2.2    Contoh Analisis Peranggapan pada Naskah Drama “Cermin”
Dalam ilmu bahasa, peranggapan merupakan tambahan makna yang tidak dinyatakan, atau tersirat dari pengucapan atau penulisan kalimat.
Berikut contoh peranggapan yang terdapat pada naskah drama “Cermin” karya Nano Riantiarno :
1)    Laki-Laki:
Kau tanamkan bibit di sini. Tumbuh sedikit demi sedikit hingga berbunga, waktu kelopak bunga itu merekah, dia bersuara seperti terompet.

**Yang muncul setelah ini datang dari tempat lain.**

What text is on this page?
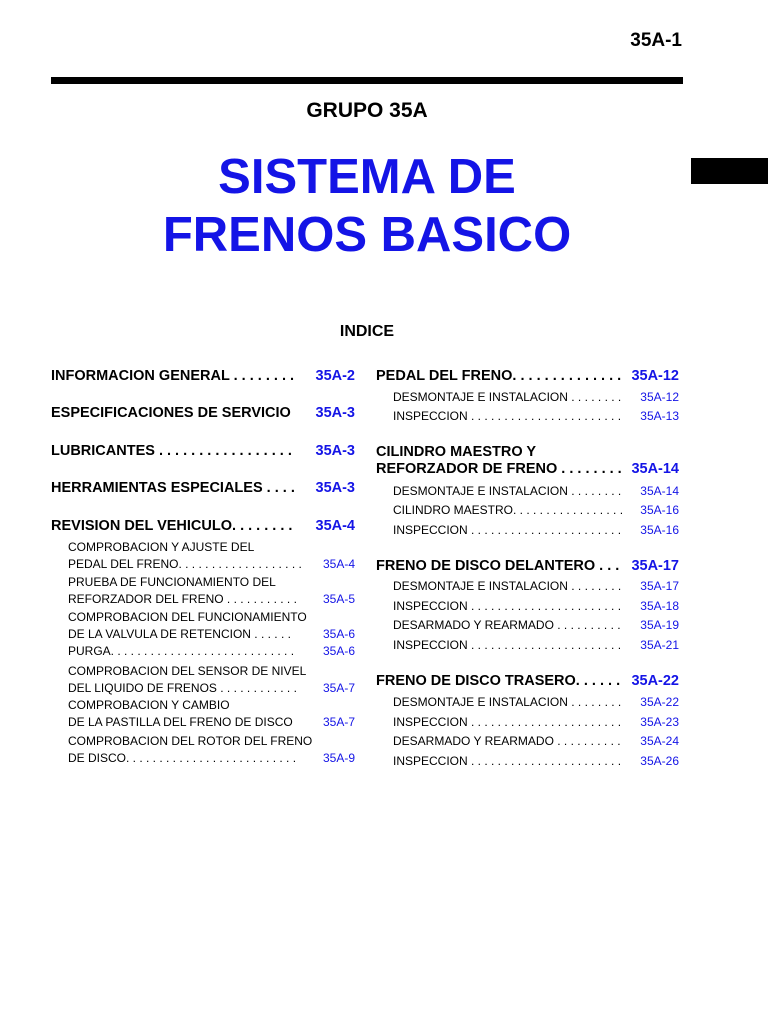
35A-1
GRUPO 35A
SISTEMA DE
FRENOS BASICO
INDICE
INFORMACION GENERAL . . . . . . . .	35A-2
ESPECIFICACIONES DE SERVICIO	35A-3
LUBRICANTES . . . . . . . . . . . . . . . . .	35A-3
HERRAMIENTAS ESPECIALES . . . .	35A-3
REVISION DEL VEHICULO. . . . . . . .	35A-4
COMPROBACION Y AJUSTE DEL
PEDAL DEL FRENO. . . . . . . . . . . . . . . . . . .	35A-4
PRUEBA DE FUNCIONAMIENTO DEL
REFORZADOR DEL FRENO . . . . . . . . . . .	35A-5
COMPROBACION DEL FUNCIONAMIENTO
DE LA VALVULA DE RETENCION . . . . . .	35A-6
PURGA. . . . . . . . . . . . . . . . . . . . . . . . . . . .	35A-6
COMPROBACION DEL SENSOR DE NIVEL
DEL LIQUIDO DE FRENOS . . . . . . . . . . . .	35A-7
COMPROBACION Y CAMBIO
DE LA PASTILLA DEL FRENO DE DISCO	35A-7
COMPROBACION DEL ROTOR DEL FRENO
DE DISCO. . . . . . . . . . . . . . . . . . . . . . . . . .	35A-9
PEDAL DEL FRENO. . . . . . . . . . . . . . 35A-12
DESMONTAJE E INSTALACION . . . . . . . .	35A-12
INSPECCION . . . . . . . . . . . . . . . . . . . . . . .	35A-13
CILINDRO MAESTRO Y
REFORZADOR DE FRENO . . . . . . . . 35A-14
DESMONTAJE E INSTALACION . . . . . . . .	35A-14
CILINDRO MAESTRO. . . . . . . . . . . . . . . . .	35A-16
INSPECCION . . . . . . . . . . . . . . . . . . . . . . .	35A-16
FRENO DE DISCO DELANTERO . . . 35A-17
DESMONTAJE E INSTALACION . . . . . . . .	35A-17
INSPECCION . . . . . . . . . . . . . . . . . . . . . . .	35A-18
DESARMADO Y REARMADO . . . . . . . . . .	35A-19
INSPECCION . . . . . . . . . . . . . . . . . . . . . . .	35A-21
FRENO DE DISCO TRASERO. . . . . . 35A-22
DESMONTAJE E INSTALACION . . . . . . . .	35A-22
INSPECCION . . . . . . . . . . . . . . . . . . . . . . .	35A-23
DESARMADO Y REARMADO . . . . . . . . . .	35A-24
INSPECCION . . . . . . . . . . . . . . . . . . . . . . .	35A-26
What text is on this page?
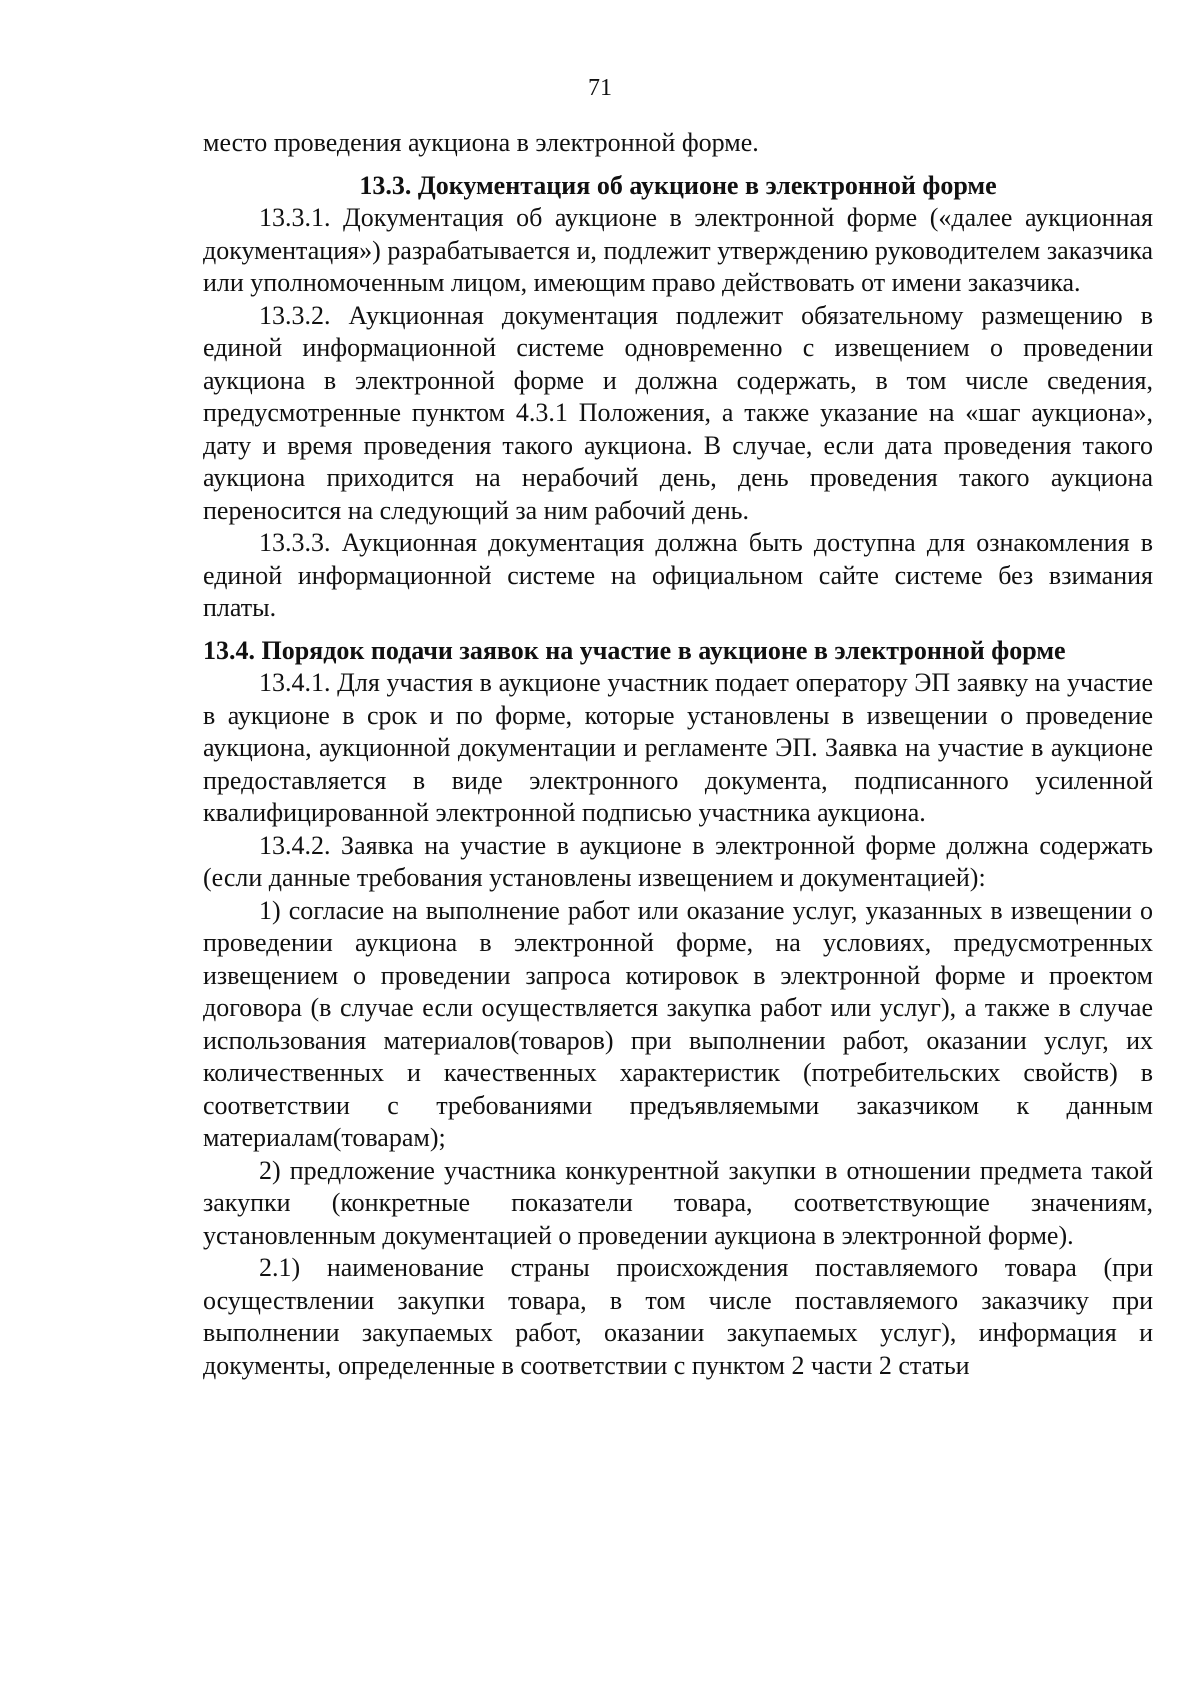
71

место проведения аукциона в электронной форме.

13.3. Документация об аукционе в электронной форме

13.3.1. Документация об аукционе в электронной форме («далее аукционная документация») разрабатывается и, подлежит утверждению руководителем заказчика или уполномоченным лицом, имеющим право действовать от имени заказчика.

13.3.2. Аукционная документация подлежит обязательному размещению в единой информационной системе одновременно с извещением о проведении аукциона в электронной форме и должна содержать, в том числе сведения, предусмотренные пунктом 4.3.1 Положения, а также указание на «шаг аукциона», дату и время проведения такого аукциона. В случае, если дата проведения такого аукциона приходится на нерабочий день, день проведения такого аукциона переносится на следующий за ним рабочий день.

13.3.3. Аукционная документация должна быть доступна для ознакомления в единой информационной системе на официальном сайте системе без взимания платы.

13.4. Порядок подачи заявок на участие в аукционе в электронной форме

13.4.1. Для участия в аукционе участник подает оператору ЭП заявку на участие в аукционе в срок и по форме, которые установлены в извещении о проведение аукциона, аукционной документации и регламенте ЭП. Заявка на участие в аукционе предоставляется в виде электронного документа, подписанного усиленной квалифицированной электронной подписью участника аукциона.

13.4.2. Заявка на участие в аукционе в электронной форме должна содержать (если данные требования установлены извещением и документацией):

1) согласие на выполнение работ или оказание услуг, указанных в извещении о проведении аукциона в электронной форме, на условиях, предусмотренных извещением о проведении запроса котировок в электронной форме и проектом договора (в случае если осуществляется закупка работ или услуг), а также в случае использования материалов(товаров) при выполнении работ, оказании услуг, их количественных и качественных характеристик (потребительских свойств) в соответствии с требованиями предъявляемыми заказчиком к данным материалам(товарам);

2) предложение участника конкурентной закупки в отношении предмета такой закупки (конкретные показатели товара, соответствующие значениям, установленным документацией о проведении аукциона в электронной форме).

2.1) наименование страны происхождения поставляемого товара (при осуществлении закупки товара, в том числе поставляемого заказчику при выполнении закупаемых работ, оказании закупаемых услуг), информация и документы, определенные в соответствии с пунктом 2 части 2 статьи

Suaranya memekakkan telinga. Dan Sunniii…gemanya! Gemanya melengking! Tak tahan aku untuk tidak berbuat apa-apa. Dan bisik-bisik itu. Bisik-bisik yang memerintahkan aku supaya melakukan niatku, musnahkan! Musnahkan Hancurkan! Hancurkan biar jadi abu sekalian. Dari abu kembali jadi abu, kata bisik-bisik itu dalam telinga.
Penjelasan:
Pada kutipan (1) kita dapat beranggapan bahwa penonton juga dapat mendengar bisikan-bisikan yang tokoh aku dengar.
2.3      Contoh Analisis Implikatur pada Naskah Drama “Cermin”
Konsep implikatur ini digunakan untuk menerangkan perbedaan yang sering terdapat antara apa yang diucapkan dengan apa yang diimplikasikan (atau diimplikatum) (Nababan, 1928:28).
                        Berikut contoh implikatur yang terdapat pada naskah drama “Cermin” karya Nano Riantiarno:
1)      Laki-Laki:
Buyung……buyung……kenapa kamu begini lucu. Matamu besar bulat dan penuh harapan memandang padaku. Masa depanmu terang? Rambut jagung……halus. Nafasmu sejuk…….waaaaa……
Tidak apa-apa, jangan menangis dulu. Nanti kugantikan popokmu dengan yang bersih biar kau tetap merasa hangat dan tidak masuk angin. Seorang anak mengencingi bapaknya bukankah itu hal yang biasa? Hupa……kalau kau tidak kencing nanti orang mengira kau Cuma boneka plastik. Sudah menghitung satu, orang biasanya hitung-menghitung dua juga, lalu tiga. Istriku membiakkan tiga anak!
Penjelasan :

Pada kutipan di atas merupakan implikatur konvensional. Tokoh laki-laki yang menjadi tokoh utama menyebut anaknya yang bernama Buyung sebagai anak yang lucu. Buyung dikatakan sebagai anak yang lucu karena memiliki mata yang besar dan bulat, rambut keemasan yang diimplikaturkan seperti bulu jagung, sehingga dikatakan “rambut jagung” dan juga halus.

Kesimpulan
Pada naskah drama “Cermin” karya Nano Riantiarno, terdapat beberapa contoh deiksis, peranggapan, dan implikatur. Deiksis pada naskah drama ini ditemukan sebanyak 9 buah, dengan pembagian 1 buah deiksis persona, 2 buah deisis penunjuk, 2 buah deiksis waktu, dan 2 buah deiksis tempat. Sementara itu, peranggapan  pada naskah drama ini ditemukan sebanyak 1 buah, sedangkan implikatur hanya ditemukan 1 buah.